Chico Buarque: "Tanto mar"




Tanto Mar (1ª versão, 1975)



Sei que está em festa, pá

Fico contente
E enquanto estou ausente
Guarda um cravo para mim
Eu queria estar na festa, pá
Com a tua gente
E colher pessoalmente
Uma flor no teu jardim

Sei que há léguas a nos separar
Tanto mar, tanto mar
Sei, também, que é preciso, pá
Navegar, navegar
Lá faz primavera, pá
Cá estou doente
Manda urgentemente
Algum cheirinho de alecrim




Tanto Mar (2ª versão, 1978)



Foi bonita a festa, pá
Fiquei contente
Ainda guardo renitente
Um velho cravo para mim
Já murcharam tua festa, pá
Mas certamente
Esqueceram uma semente
Nalgum canto de jardim

Sei que há léguas a nos separar
Tanto mar, tanto mar
Sei, também, quanto é preciso, pá
Navegar, navegar
Canta primavera, pá
Cá estou carente
Manda novamente
Algum cheirinho de alecrim



  • "Tanto mar" comemora a vitória do Estado democrático, em festa.
  • É uma das músicas mais emblemáticas de Chico Buarque.
  • É a esperança cantada, uma homenagem à liberdade e à Revolução dos Cravos de 25 de abril de 1974, que pôs fim à ditadura portuguesa.
  • Esta música foi proibida. A censura brasileira proibiu a sua divulgação e apenas foi autorizada a sua inclusão no álbum de Chico Buarque como tema instrumental.
  • Existem duas versões – a 1º de 1975 e uma segunda em 1978 (alterada pois em 1978 o rumo da
  • Revolução dos Cravos tinha-se alterado um pouco).

Análise da música

Composta no final da década de 70, Tanto Mar mostra-nos uma espécie de carta escrita por um português no Brasil para outro português em Portugal. A chave para abrir a análise da música é saber o que se passava, nos anos 70, em ambos os países: regime ditatorial.
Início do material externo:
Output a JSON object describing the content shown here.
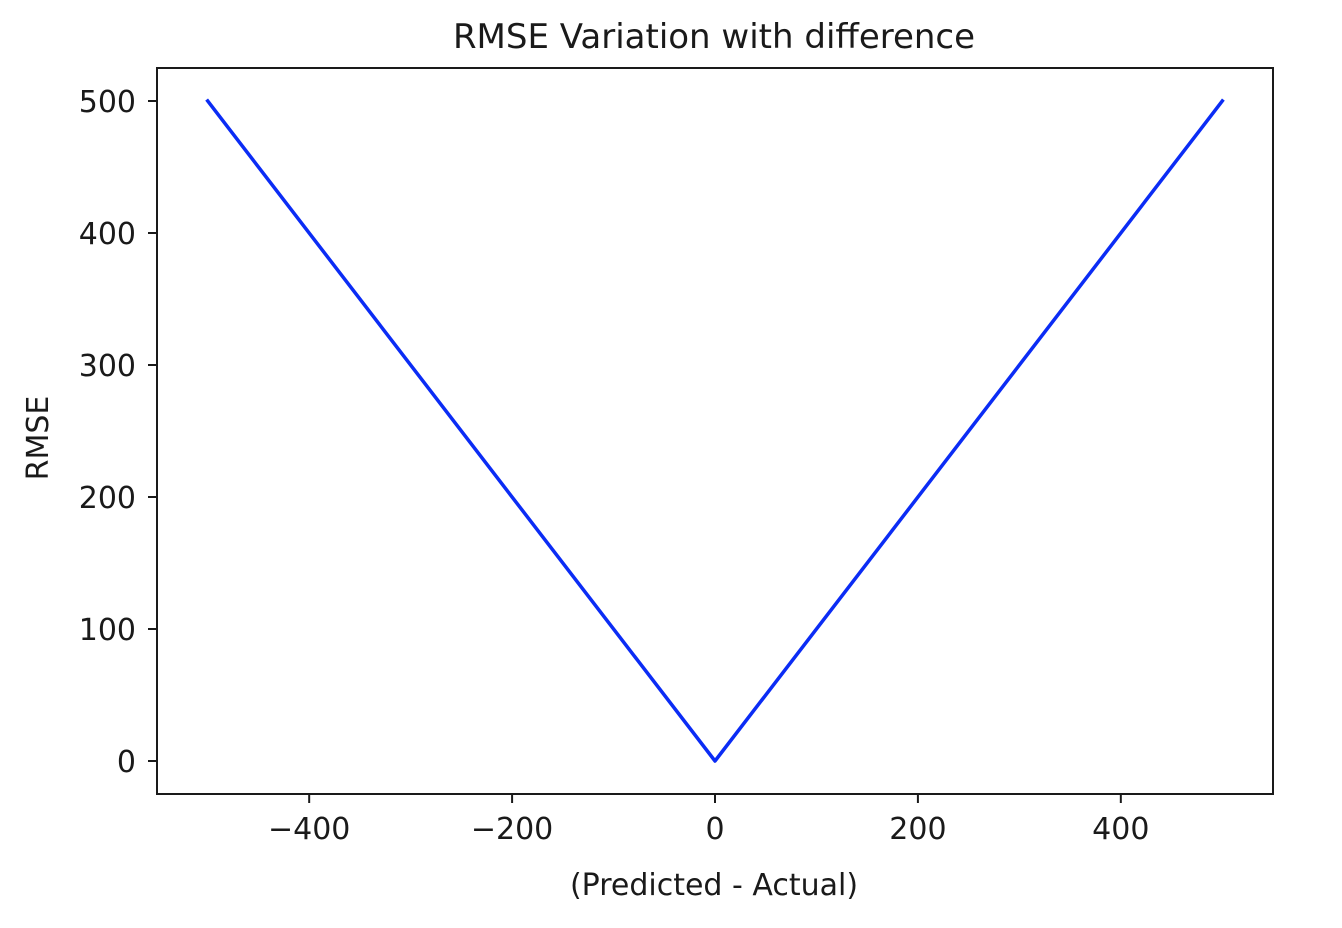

No Brasil, Ernesto Geisel assumia a presidência em 74, sendo o sucessor do "Você" (Apesar de Você) de Chico, Emílio Médici; em Portugal, no mesmo ano de 74, era derrubado o regime ditatorial - que durou cerca de 41 anos - ídealizado por António de Oliveira Salazar, por uma revolução popular que ficou conhecida como Revolução dos Cravos. 

A melodia da música é o Fado, um ritmo português alegre e dançante cuja origem é desonhecida.
Perceba que a primeira letra é escrita toda no tempo Presente, para simbolizar que a revolução está se passando no exato momento da escrita da carta. Evidente que a festa, a qual Chico - ou o português no Brasil - se refere, é a própria Revolução dos Cravos. 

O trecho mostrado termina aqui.